Albert László Barabási riceverà il 30 giugno a Torino il Premio Lagrange-Fondazione CRT (anticipiamo parte della lectio che terrà in quell’occasione). Il riconoscimento internazionale è il primo nel campo della scienza della complessità. Istituito dalla Fondazione CRT e coordinato dalla Fondazione ISI, è stato assegnato al matematico russo Yakov Grigorievich Sinai e all’economista britannico William Brian Arthur nel 2008, al fisico italiano Giorgio Parisi nel 2009 e al bioingegnere Usa James J. Collins nel 2010.

Per fare una previsione su una cosa qualsiasi servono dati. Molti dati. Chiunque vada dicendo di poter fare previsioni senza informazioni o è un veggente o un consulente d’azienda. Di conseguenza, per lanciarmi nella carriera di scienziato in grado di effettuare previsioni ho assegnato al mio voluminoso orologio il compito di raccogliere informazioni sui luoghi nei quali passavo. Nondimeno, a mano a mano che i dati si accumulavano sul disco fisso del mio computer, mi sono reso conto che una tecnologia diversa avrebbe potuto fornirmi non soltanto la mia posizione, ma anche quella dettagliata di milioni di altre persone. In realtà, infatti, il nostro server di telefonia mobile sa esattamente e sempre dove ci troviamo. Ogni volta che facciamo una telefonata, la nostra effettiva posizione è localizzata per potercene addebitare la spesa, e anche il numero che abbiamo chiamato è registrato.
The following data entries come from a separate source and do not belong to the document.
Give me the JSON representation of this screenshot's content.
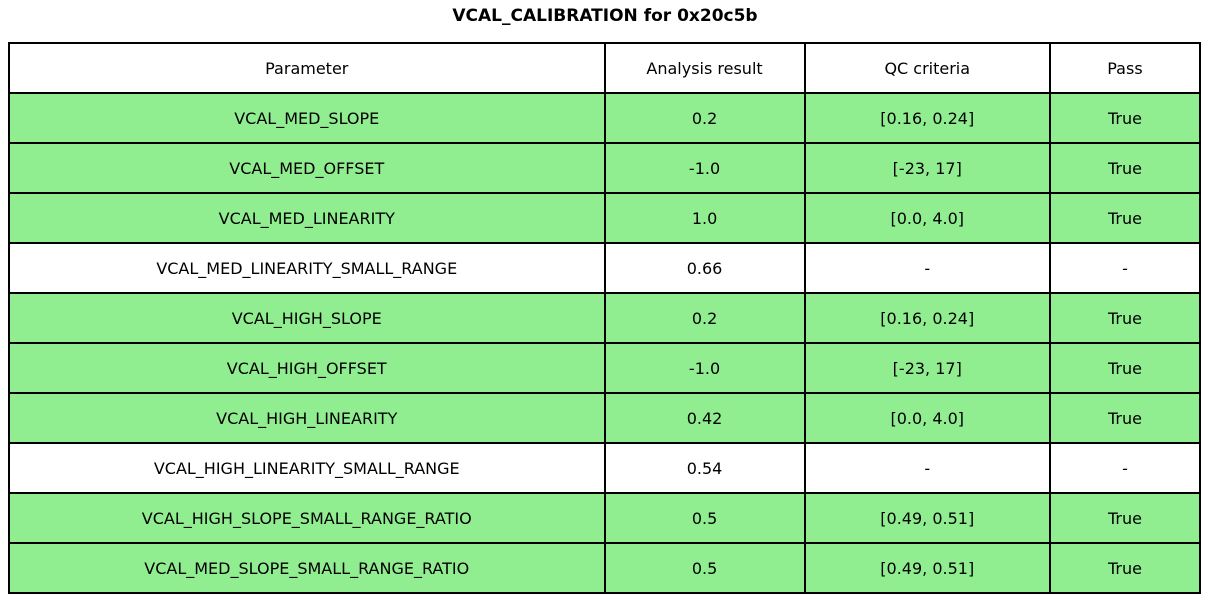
{
  "title": "VCAL_CALIBRATION for 0x20c5b",
  "colors": {
    "pass_row": "#90ee90",
    "neutral_row": "#ffffff",
    "border": "#000000",
    "text": "#000000"
  },
  "table": {
    "headers": [
      "Parameter",
      "Analysis result",
      "QC criteria",
      "Pass"
    ],
    "rows": [
      {
        "parameter": "VCAL_MED_SLOPE",
        "result": "0.2",
        "criteria": "[0.16, 0.24]",
        "pass": "True",
        "highlight": true
      },
      {
        "parameter": "VCAL_MED_OFFSET",
        "result": "-1.0",
        "criteria": "[-23, 17]",
        "pass": "True",
        "highlight": true
      },
      {
        "parameter": "VCAL_MED_LINEARITY",
        "result": "1.0",
        "criteria": "[0.0, 4.0]",
        "pass": "True",
        "highlight": true
      },
      {
        "parameter": "VCAL_MED_LINEARITY_SMALL_RANGE",
        "result": "0.66",
        "criteria": "-",
        "pass": "-",
        "highlight": false
      },
      {
        "parameter": "VCAL_HIGH_SLOPE",
        "result": "0.2",
        "criteria": "[0.16, 0.24]",
        "pass": "True",
        "highlight": true
      },
      {
        "parameter": "VCAL_HIGH_OFFSET",
        "result": "-1.0",
        "criteria": "[-23, 17]",
        "pass": "True",
        "highlight": true
      },
      {
        "parameter": "VCAL_HIGH_LINEARITY",
        "result": "0.42",
        "criteria": "[0.0, 4.0]",
        "pass": "True",
        "highlight": true
      },
      {
        "parameter": "VCAL_HIGH_LINEARITY_SMALL_RANGE",
        "result": "0.54",
        "criteria": "-",
        "pass": "-",
        "highlight": false
      },
      {
        "parameter": "VCAL_HIGH_SLOPE_SMALL_RANGE_RATIO",
        "result": "0.5",
        "criteria": "[0.49, 0.51]",
        "pass": "True",
        "highlight": true
      },
      {
        "parameter": "VCAL_MED_SLOPE_SMALL_RANGE_RATIO",
        "result": "0.5",
        "criteria": "[0.49, 0.51]",
        "pass": "True",
        "highlight": true
      }
    ]
  }
}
Naturalmente, i server di telefonia mobile sono estremamente cauti nel diffondere tali informazioni, essendo vincolati dalla legge e dal desiderio di conservare la fiducia dei loro clienti. Malgrado ciò è evidente che questo tipo di informazione è prezioso, e pertanto viene condiviso con alcuni partner industriali per sviluppare applicazioni in funzione della località nella quale ci si trova, oppure con ricercatori come me che la utilizzano per studiare di tutto un po’, dai social network al comportamento umano. Ovviamente, tali informazioni pervengono in laboratorio in forma assolutamente anonima, il che significa che non conosciamo il nome dell’utente né il suo numero di telefono. Dalla nostra prospettiva, pertanto, ogni individuo è simile a un atomo di un gas che si muove in modo apparentemente casuale nello spazio e interagisce in momenti apparentemente imprevedibili con gli altri "atomi", terreno familiare a chiunque abbia studiato la fisica statistica. In uno studio recente, pubblicato sulla rivista Science abbiamo utilizzato le informazioni dei server di telefonia mobile per porre una domanda semplice, seppur aborrita: se ho accesso a tutti gli spostamenti effettuati da qualcuno negli ultimi mesi, con quanta accuratezza potrei essere in grado di prevedere dove quel qualcuno si troverà domani a mezzogiorno?

I normali impiegati sono bloccati alla scrivania almeno otto ore al giorno. Se a queste aggiungiamo altre otto ore di riposo a casa, circa un terzo del loro tempo resta a loro completa disposizione. Ciò significa che conoscendo anche solo vagamente gli orari della giornata di qualcuno è possibile prevedere nel 66 per cento dei casi dove si trovi.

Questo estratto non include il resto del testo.